Élu député au Congrès en 2021, Javier Milei est parvenu, en promettant de « virer les politiciens à coups de pied au cul », à séduire un électorat composé de la droite radicale, d’une partie des secteurs populaires épuisés par la crise économique, mais aussi de jeunes chez qui « résonne un discours sur l’autonomie, la liberté, un certain individualisme, contre l’Etat, a fortiori après la pandémie, analyse pour l’AFP Valentin Nabel, de l’Institut d’enquête Opinaia. Selon cette même source, près de 30% de son électorat aurait ainsi moins de 30 ans.

Personnalité grossière et démagogique, il met régulièrement en jeu son salaire de député lors de tombolas organisées auprès de ses supporters. Parmi ses propositions polémiques celui qui se dit favorable à la vente d’organe, « un marché comme un autre », au nom de la liberté de chacun, est en revanche farouchement opposé au droit des femmes à disposer de leur propre corps, notamment en ce qui concerne la conquête historique du droit à l’avortement en Argentine, et à l’éducation sexuelle à l’école. Fin septembre, des milliers d’Argentine sont ainsi descendues dans la rue lors de la journée internationale pour le droit à l’avortement, en défense de cette mesure arrachée il y a trois ans par le mouvement des femmes, et dont Javier Milei incarne la réaction.

Personnage cliniquement instable et politiquement réactionnaire, Javier Milei, qui dit pratiquer la télépathie, puiserait même certaines de ses propositions économiques dans des communications avec l’au-delà, qu’il pense échanger avec certains de ses confrères décédés, selon les rumeurs de l’un de ses biographes.

Un candidat réactionnaire qui capitalise sur la crise sociale

Pour Fernando Rosso, éditorialiste du média-frère de Révolution Permanente, La Izquierda Diario, les causes de l’ascension d’une telle personnalité sont à chercher dans « le mécontentement vis-à-vis de la situation économico-sociale, qu’elle soit liée aux précédents gouvernements aussi bien péronistes [mouvement politique argentin qui va du centre-gauche à la droite dure, ndlr] que de Macri (droite, ndlr) ». Mais aussi « dans le rejet d’un discours affirmant qu’il faut avoir confiance dans l’Etat » et sa protection sociale, ce en quoi plus personne ne croît, ou encore par « l’espoir en un discours individualiste et méritocratique chez les personnes abandonnées à leur sort, enchaînant les emplois précaires », poursuit-il.

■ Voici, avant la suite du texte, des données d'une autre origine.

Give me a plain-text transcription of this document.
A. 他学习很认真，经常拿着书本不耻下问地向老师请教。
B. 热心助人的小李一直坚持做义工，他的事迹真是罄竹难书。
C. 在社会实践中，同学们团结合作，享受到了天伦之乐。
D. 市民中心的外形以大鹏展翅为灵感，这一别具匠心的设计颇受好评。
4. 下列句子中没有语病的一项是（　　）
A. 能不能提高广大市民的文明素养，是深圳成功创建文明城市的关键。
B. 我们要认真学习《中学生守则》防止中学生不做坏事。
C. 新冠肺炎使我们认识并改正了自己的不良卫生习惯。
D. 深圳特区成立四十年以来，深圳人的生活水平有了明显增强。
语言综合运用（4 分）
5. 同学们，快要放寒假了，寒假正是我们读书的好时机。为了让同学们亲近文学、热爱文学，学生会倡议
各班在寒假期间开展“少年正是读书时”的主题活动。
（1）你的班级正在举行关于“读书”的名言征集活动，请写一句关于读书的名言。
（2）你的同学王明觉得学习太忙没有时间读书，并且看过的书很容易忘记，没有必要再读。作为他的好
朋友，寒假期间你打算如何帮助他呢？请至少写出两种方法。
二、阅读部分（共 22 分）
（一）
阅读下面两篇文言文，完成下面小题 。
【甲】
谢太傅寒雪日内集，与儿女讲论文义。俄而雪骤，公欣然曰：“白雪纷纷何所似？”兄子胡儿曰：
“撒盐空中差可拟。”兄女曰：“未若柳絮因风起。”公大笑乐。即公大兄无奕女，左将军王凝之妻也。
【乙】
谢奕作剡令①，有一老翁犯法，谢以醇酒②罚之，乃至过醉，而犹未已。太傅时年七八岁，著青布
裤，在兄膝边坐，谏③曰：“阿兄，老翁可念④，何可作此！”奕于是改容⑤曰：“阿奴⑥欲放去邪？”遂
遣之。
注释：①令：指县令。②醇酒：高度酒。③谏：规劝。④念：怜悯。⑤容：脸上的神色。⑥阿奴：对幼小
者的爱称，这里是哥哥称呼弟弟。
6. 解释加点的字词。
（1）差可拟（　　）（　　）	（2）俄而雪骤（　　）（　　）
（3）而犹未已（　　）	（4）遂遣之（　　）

Car alors que le péronisme a bâti son argumentaire politique ces dernières années sur la sauvegarde des acquis sociaux de la classe ouvrière, ce discours sonne creux auprès d’une armée de travailleurs ne jouissant plus, de fait, d’aucun droit. « Plus la dépendance à l’aide sociale est grande, moins les bénéficiaires ont confiance dans leur capacité à surmonter la pauvreté, en particulier si l’économie n’offre pas d’autres possibilités de mobilité sociale », analyse Adriana Clemente, professeure de Sciences Sociales, dans Pagina 12, journal d’inspiration kirchneriste (centre-gauche). En réalité, Javier Milei bénéficie avant tout de la profonde instabilité des organisations politiques de gouvernement, qui ont dirigé le pays ces vingt dernières années et qui connaissent une crise historique pour avoir mené, l’une après l’autre, les plans austéritaires du FMI et le pillage économique et des ressources naturelles du pays.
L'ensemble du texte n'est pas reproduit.